Reviewed By Dr. Susan K. Hedahl

            Since the topic is much on everyone's mind, Eagleton - a British literary critic - offers a look at terrorism, which covers ancient traditions through twentieth-first century versions of terror expressed in politics, religion and personal choice.  Eagleton writes with impeccable credentials.  His encyclopedic mind observes terrorism from such vantage points as sublimity, freedom, saints, suicides, scapegoats and what he terms the living dead.  Along the way he provides the occasional acerbic political comment, which only a well-spoken Brit can level against the current state of affairs in American politics.

             The strength and fascination of this work is Eagleton's ability to take the history and issues of reality, philosophy, religion and daily reality and find means to look at terror/ism's roots in the human psyche.  What he uncovers is unnerving.

             The theology in this work ranges over a large area, including Aquinas and Augustine. Eagleton's discussion of the relationship between love and law vis--vis St. Paul and Jesus is worth the price of the book.  The work contains one of the best descriptions of the love/law relationship and the meaning of the Atonement, which this author has ever read.

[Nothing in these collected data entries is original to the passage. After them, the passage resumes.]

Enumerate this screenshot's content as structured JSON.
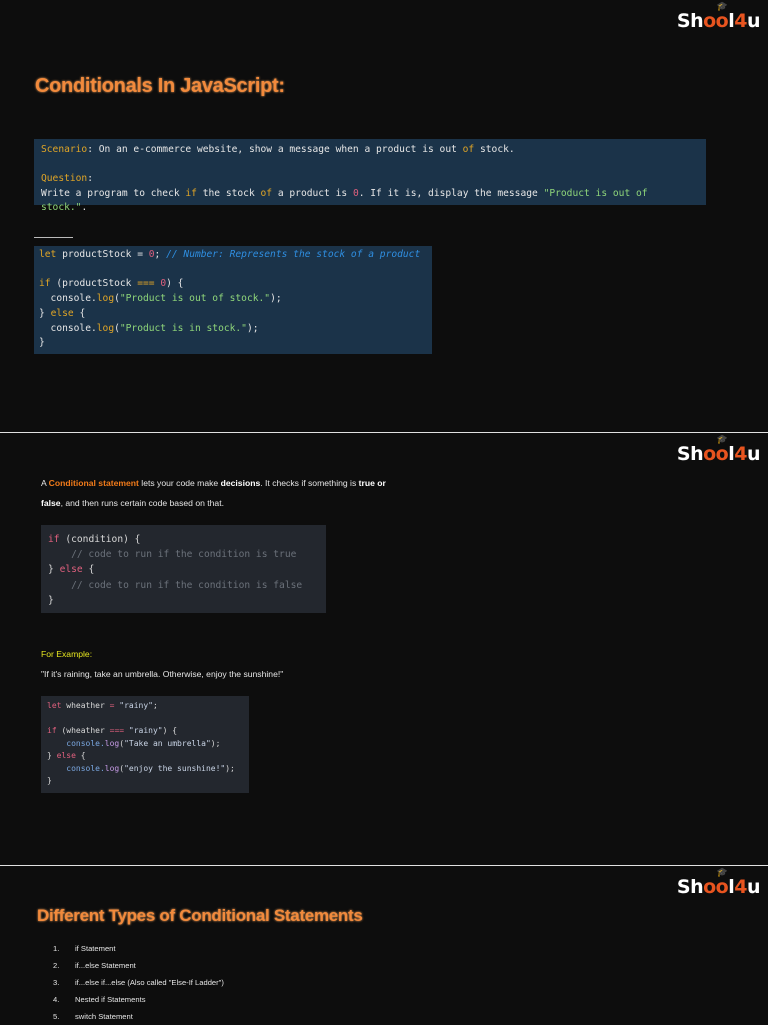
{
  "logo": "School4U",
  "slide1": {
    "title": "Conditionals In JavaScript:",
    "scenario_label": "Scenario",
    "scenario_text": ": On an e-commerce website, show a message when a product is out ",
    "scenario_of": "of",
    "scenario_end": " stock.",
    "question_label": "Question",
    "question_colon": ":",
    "q1": "Write a program to check ",
    "q_if": "if",
    "q2": " the stock ",
    "q_of": "of",
    "q3": " a product is ",
    "q_zero": "0",
    "q4": ". If it is, display the message ",
    "q_str": "\"Product is out of stock.\"",
    "q5": ".",
    "code": [
      [
        [
          "let",
          "y"
        ],
        [
          " productStock = ",
          "w"
        ],
        [
          "0",
          "r"
        ],
        [
          "; ",
          "w"
        ],
        [
          "// Number: Represents the stock of a product",
          "c"
        ]
      ],
      [],
      [
        [
          "if",
          "y"
        ],
        [
          " (productStock ",
          "w"
        ],
        [
          "===",
          "y"
        ],
        [
          " ",
          "w"
        ],
        [
          "0",
          "r"
        ],
        [
          ") {",
          "w"
        ]
      ],
      [
        [
          "  console.",
          "w"
        ],
        [
          "log",
          "y"
        ],
        [
          "(",
          "w"
        ],
        [
          "\"Product is out of stock.\"",
          "g"
        ],
        [
          ");",
          "w"
        ]
      ],
      [
        [
          "} ",
          "w"
        ],
        [
          "else",
          "y"
        ],
        [
          " {",
          "w"
        ]
      ],
      [
        [
          "  console.",
          "w"
        ],
        [
          "log",
          "y"
        ],
        [
          "(",
          "w"
        ],
        [
          "\"Product is in stock.\"",
          "g"
        ],
        [
          ");",
          "w"
        ]
      ],
      [
        [
          "}",
          "w"
        ]
      ]
    ]
  },
  "slide2": {
    "p1a": "A ",
    "p1b": "Conditional statement",
    "p1c": " lets your code make ",
    "p1d": "decisions",
    "p1e": ". It checks if something is ",
    "p1f": "true or",
    "p2a": "false",
    "p2b": ", and then runs certain code based on that.",
    "code": [
      [
        [
          "if",
          "k"
        ],
        [
          " (condition) {",
          "t"
        ]
      ],
      [
        [
          "    // code to run if the condition is true",
          "cm"
        ]
      ],
      [
        [
          "} ",
          "t"
        ],
        [
          "else",
          "k"
        ],
        [
          " {",
          "t"
        ]
      ],
      [
        [
          "    // code to run if the condition is false",
          "cm"
        ]
      ],
      [
        [
          "}",
          "t"
        ]
      ]
    ],
    "example_label": "For Example:",
    "example_quote": "\"If it's raining, take an umbrella. Otherwise, enjoy the sunshine!\"",
    "code2": [
      [
        [
          "let",
          "k"
        ],
        [
          " wheather ",
          "t"
        ],
        [
          "=",
          "k"
        ],
        [
          " ",
          "t"
        ],
        [
          "\"rainy\"",
          "s"
        ],
        [
          ";",
          "t"
        ]
      ],
      [],
      [
        [
          "if",
          "k"
        ],
        [
          " (wheather ",
          "t"
        ],
        [
          "===",
          "k"
        ],
        [
          " ",
          "t"
        ],
        [
          "\"rainy\"",
          "s"
        ],
        [
          ") {",
          "t"
        ]
      ],
      [
        [
          "    console.",
          "f"
        ],
        [
          "log",
          "p"
        ],
        [
          "(",
          "t"
        ],
        [
          "\"Take an umbrella\"",
          "s"
        ],
        [
          ");",
          "t"
        ]
      ],
      [
        [
          "} ",
          "t"
        ],
        [
          "else",
          "k"
        ],
        [
          " {",
          "t"
        ]
      ],
      [
        [
          "    console.",
          "f"
        ],
        [
          "log",
          "p"
        ],
        [
          "(",
          "t"
        ],
        [
          "\"enjoy the sunshine!\"",
          "s"
        ],
        [
          ");",
          "t"
        ]
      ],
      [
        [
          "}",
          "t"
        ]
      ]
    ]
  },
  "slide3": {
    "title": "Different Types of Conditional Statements",
    "items": [
      {
        "num": "1.",
        "label": "if Statement"
      },
      {
        "num": "2.",
        "label": "if...else Statement"
      },
      {
        "num": "3.",
        "label": "if...else if...else (Also called \"Else-If Ladder\")"
      },
      {
        "num": "4.",
        "label": "Nested if Statements"
      },
      {
        "num": "5.",
        "label": "switch Statement"
      }
    ]
  }
}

Following Eagleton's arguments through quoting him is too extensive to realistically chart in a small review, but here is a taste of some words from his richly wrought arguments.

            "For St. Paul, it is not that love liquidates the law, but that it replaces an ideological misreading of it with an authentic one.  No doubt this is what Jesus has in mind when he remarks that he has come not to abolish the law but to fulfill it.  He has come to disclose the true nature of the law--to reveal it as death-dealing not in the sense of driving us gleefully to our graves, but in the sense that holding out for the justice which it demands is likely to lead to political execution." ( 34)

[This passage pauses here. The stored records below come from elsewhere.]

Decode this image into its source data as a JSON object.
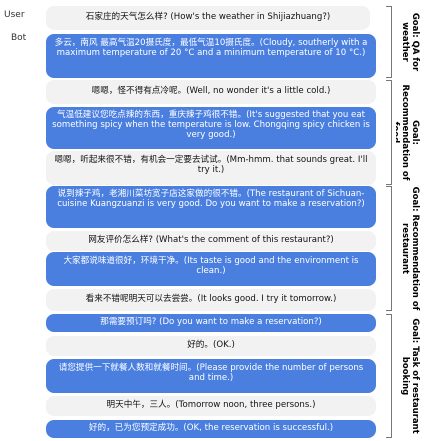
{
  "speakers": {
    "user": "User",
    "bot": "Bot"
  },
  "messages": [
    {
      "role": "user",
      "text": "石家庄的天气怎么样? (How's the weather in Shijiazhuang?)"
    },
    {
      "role": "bot",
      "text": "多云，南风 最高气温20摄氏度，最低气温10摄氏度。(Cloudy, southerly with a maximum temperature of 20 °C and a minimum temperature of 10 °C.)"
    },
    {
      "role": "user",
      "text": "嗯嗯，怪不得有点冷呢。(Well, no wonder it's a little cold.)"
    },
    {
      "role": "bot",
      "text": "气温低建议您吃点辣的东西，重庆辣子鸡很不错。(It's suggested that you eat something spicy when the temperature is low. Chongqing spicy chicken is very good.)"
    },
    {
      "role": "user",
      "text": "嗯嗯，听起来很不错，有机会一定要去试试。(Mm-hmm. that sounds great. I'll try it.)"
    },
    {
      "role": "bot",
      "text": "说到辣子鸡，老湘川菜坊宽子店这家做的很不错。(The restaurant of Sichuan-cuisine Kuangzuanzi is very good. Do you want to make a reservation?)"
    },
    {
      "role": "user",
      "text": "网友评价怎么样? (What's the comment of this restaurant?)"
    },
    {
      "role": "bot",
      "text": "大家都说味道很好，环境干净。(Its taste is good and the environment is clean.)"
    },
    {
      "role": "user",
      "text": "看来不错呢明天可以去尝尝。(It looks good. I try it tomorrow.)"
    },
    {
      "role": "bot",
      "text": "那需要预订吗? (Do you want to make a reservation?)"
    },
    {
      "role": "user",
      "text": "好的。(OK.)"
    },
    {
      "role": "bot",
      "text": "请您提供一下就餐人数和就餐时间。(Please provide the number of persons and time.)"
    },
    {
      "role": "user",
      "text": "明天中午，三人。(Tomorrow noon, three persons.)"
    },
    {
      "role": "bot",
      "text": "好的，已为您预定成功。(OK, the reservation is successful.)"
    }
  ],
  "goals": [
    "Goal: QA for weather",
    "Goal: Recommendation of food",
    "Goal: Recommendation of restaurant",
    "Goal: Task of restaurant booking"
  ]
}
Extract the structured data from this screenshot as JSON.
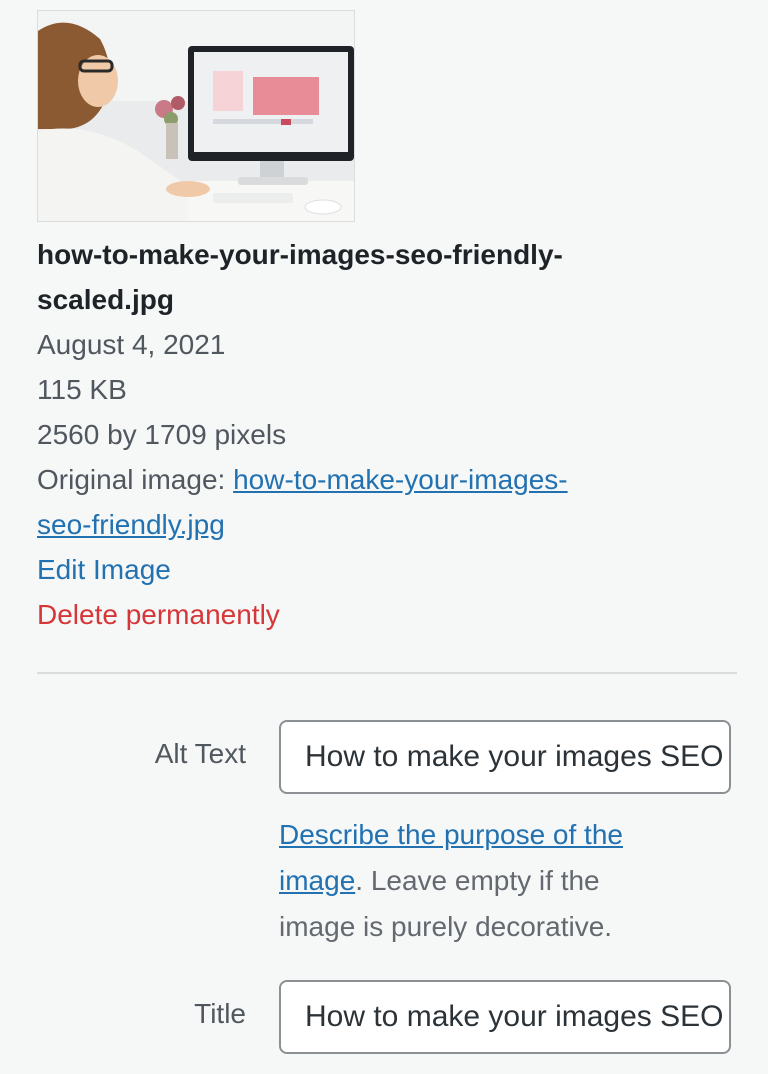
{
  "attachment": {
    "thumbnail_alt": "how-to-make-your-images-seo-friendly-scaled.jpg",
    "filename": "how-to-make-your-images-seo-friendly-scaled.jpg",
    "filename_line1": "how-to-make-your-images-seo-friendly-",
    "filename_line2": "scaled.jpg",
    "uploaded": "August 4, 2021",
    "file_size": "115 KB",
    "dimensions": "2560 by 1709 pixels",
    "original_label": "Original image: ",
    "original_link_line1": "how-to-make-your-images-",
    "original_link_line2": "seo-friendly.jpg",
    "edit_label": "Edit Image",
    "delete_label": "Delete permanently"
  },
  "fields": {
    "alt": {
      "label": "Alt Text",
      "value": "How to make your images SEO friendly"
    },
    "alt_help": {
      "link_line1": "Describe the purpose of the",
      "link_line2": "image",
      "text_after": ". Leave empty if the",
      "text_line3": "image is purely decorative."
    },
    "title": {
      "label": "Title",
      "value": "How to make your images SEO friendly"
    }
  },
  "colors": {
    "link": "#2271b1",
    "delete": "#d63638",
    "background": "#f6f7f7"
  }
}
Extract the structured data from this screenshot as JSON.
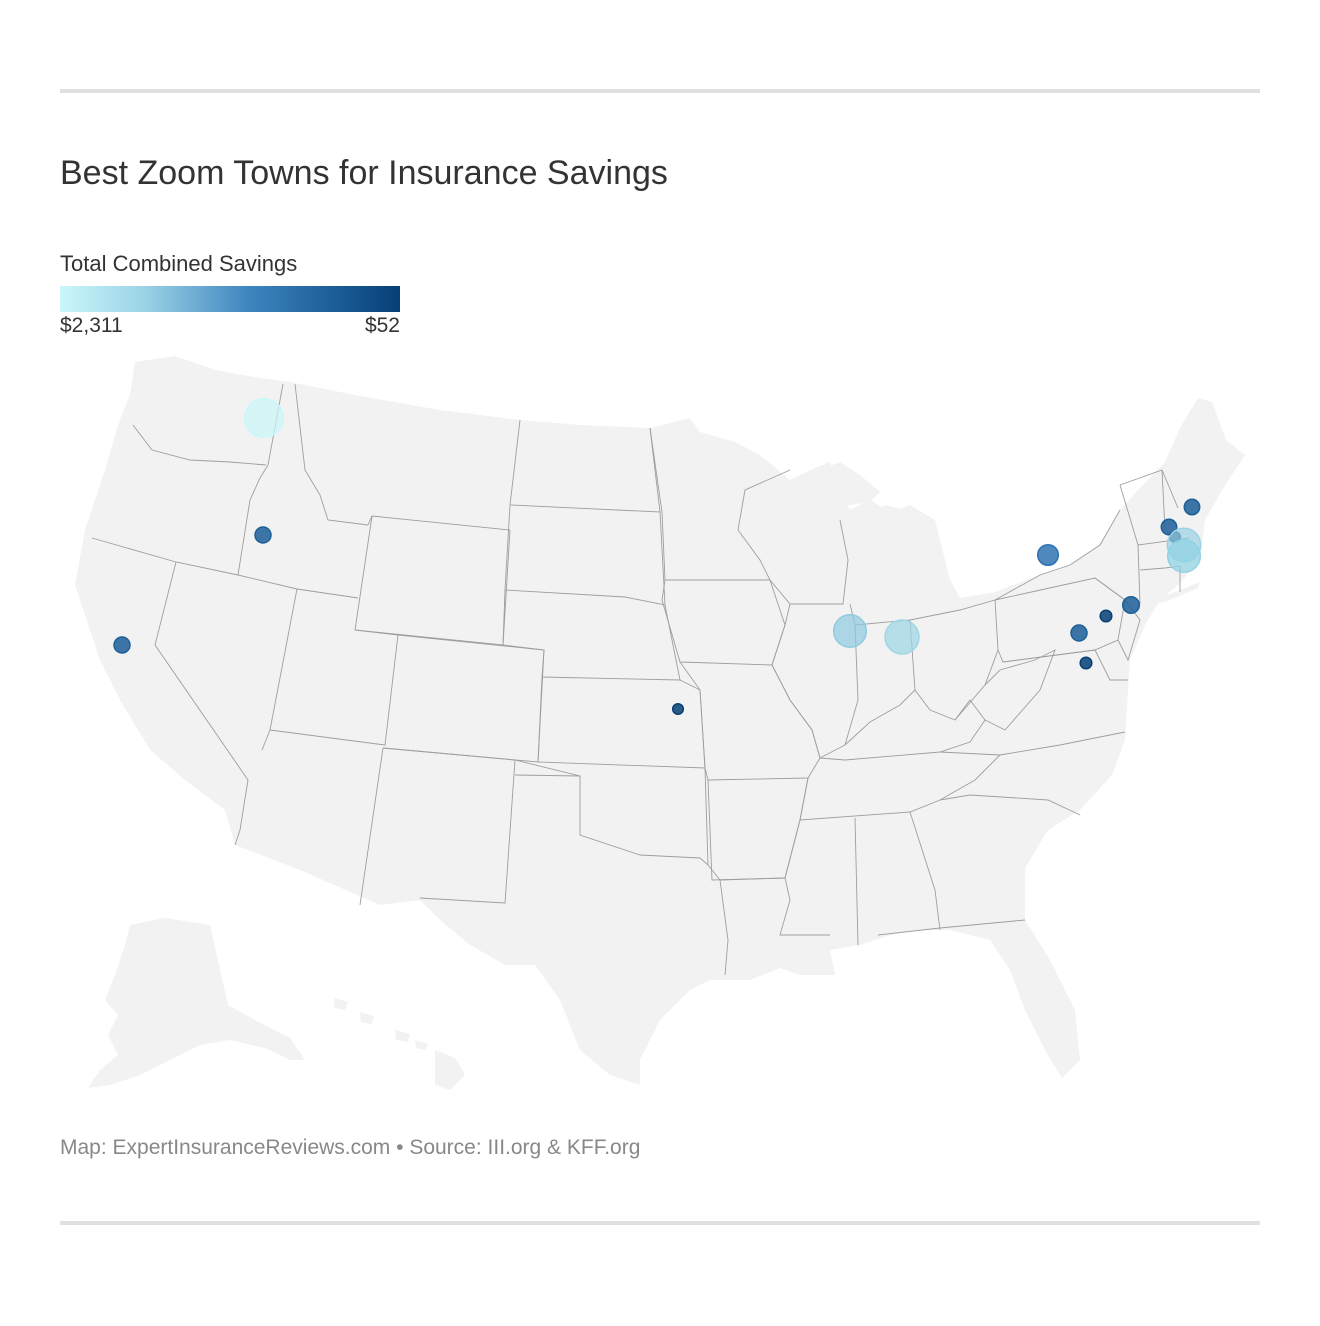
{
  "title": "Best Zoom Towns for Insurance Savings",
  "legend": {
    "title": "Total Combined Savings",
    "min_label": "$2,311",
    "max_label": "$52",
    "colors": [
      "#c9f7fa",
      "#9bd2e6",
      "#3f86c0",
      "#1c5f98",
      "#063f75"
    ]
  },
  "footer": {
    "credit": "Map: ExpertInsuranceReviews.com • Source: III.org & KFF.org"
  },
  "map": {
    "background": "#f2f2f2",
    "border": "#9e9e9e",
    "projection": "albers-usa"
  },
  "markers": [
    {
      "id": "wa-spokane",
      "color": "#c9f7fa",
      "level": 0.05
    },
    {
      "id": "id-boise",
      "color": "#1c5f98",
      "level": 0.8
    },
    {
      "id": "ca-tahoe",
      "color": "#1c5f98",
      "level": 0.8
    },
    {
      "id": "ks-wichita",
      "color": "#063f75",
      "level": 0.98
    },
    {
      "id": "il-chicago",
      "color": "#8fcbe0",
      "level": 0.25
    },
    {
      "id": "in-indianapolis",
      "color": "#9dd6e6",
      "level": 0.2
    },
    {
      "id": "ny-rochester",
      "color": "#2f73b2",
      "level": 0.65
    },
    {
      "id": "pa-harrisburg",
      "color": "#1c5f98",
      "level": 0.8
    },
    {
      "id": "pa-philadelphia",
      "color": "#063f75",
      "level": 0.95
    },
    {
      "id": "nj-newark",
      "color": "#1c5f98",
      "level": 0.78
    },
    {
      "id": "md-baltimore",
      "color": "#063f75",
      "level": 0.95
    },
    {
      "id": "vt-burlington",
      "color": "#1c5f98",
      "level": 0.82
    },
    {
      "id": "ma-westfield",
      "color": "#063f75",
      "level": 0.98
    },
    {
      "id": "nh-portsmouth",
      "color": "#1c5f98",
      "level": 0.82
    },
    {
      "id": "ma-boston",
      "color": "#9bd2e6",
      "level": 0.22
    },
    {
      "id": "ri-providence",
      "color": "#8fd3e3",
      "level": 0.25
    }
  ]
}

            In his chapter on "Fear and Freedom" Eagleton examines the way modern thought regards or even remakes God.  "For the modern epoch, it is now not God but humanity which is the eternal author of itself, conjuring itself up out of its own unsearchable depths without means of support.  The modern conception of freedom as pure self-determination is among other things a secularized version of the Almighty, who has descended to earth as an anarchist....God has simply been replaced by an alternative supreme entity known as Man.  Panic-stricken at the loss of its absolute grounds, humanity has plugged the gap with the nearest thing to hand, namely itself." (70)

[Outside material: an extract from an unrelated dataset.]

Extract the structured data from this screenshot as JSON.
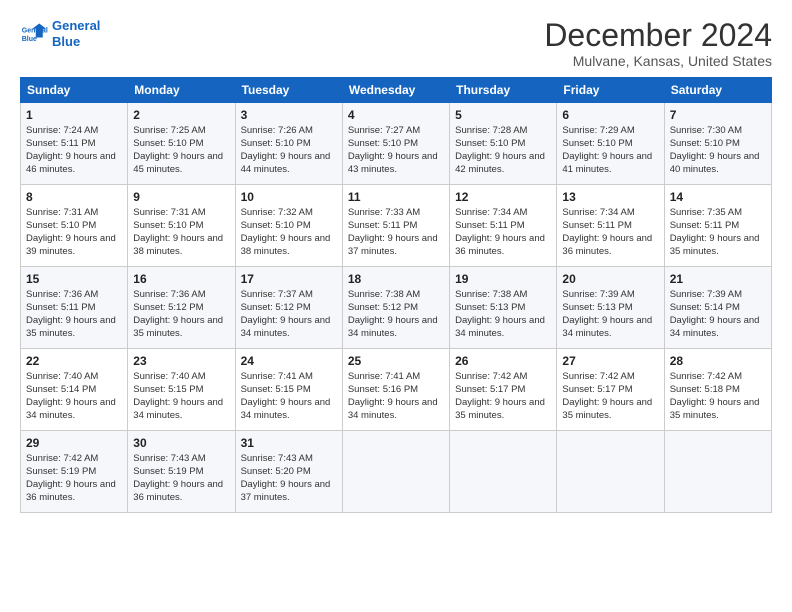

            In the concluding chapter, Eagleton notes, "Tragedy at its most searching is a reminder that those forms of life which fear the monstrous lack of being at their own heart will tend to discover an image of this frightful Real in some hideous, misshapen creature who must be banished from their gates.  In our own world, on consequence of that disavowal is known as terrorism."

            Giving this work an honest read reveals who is being banished from the gates and who is doing the work of banishment.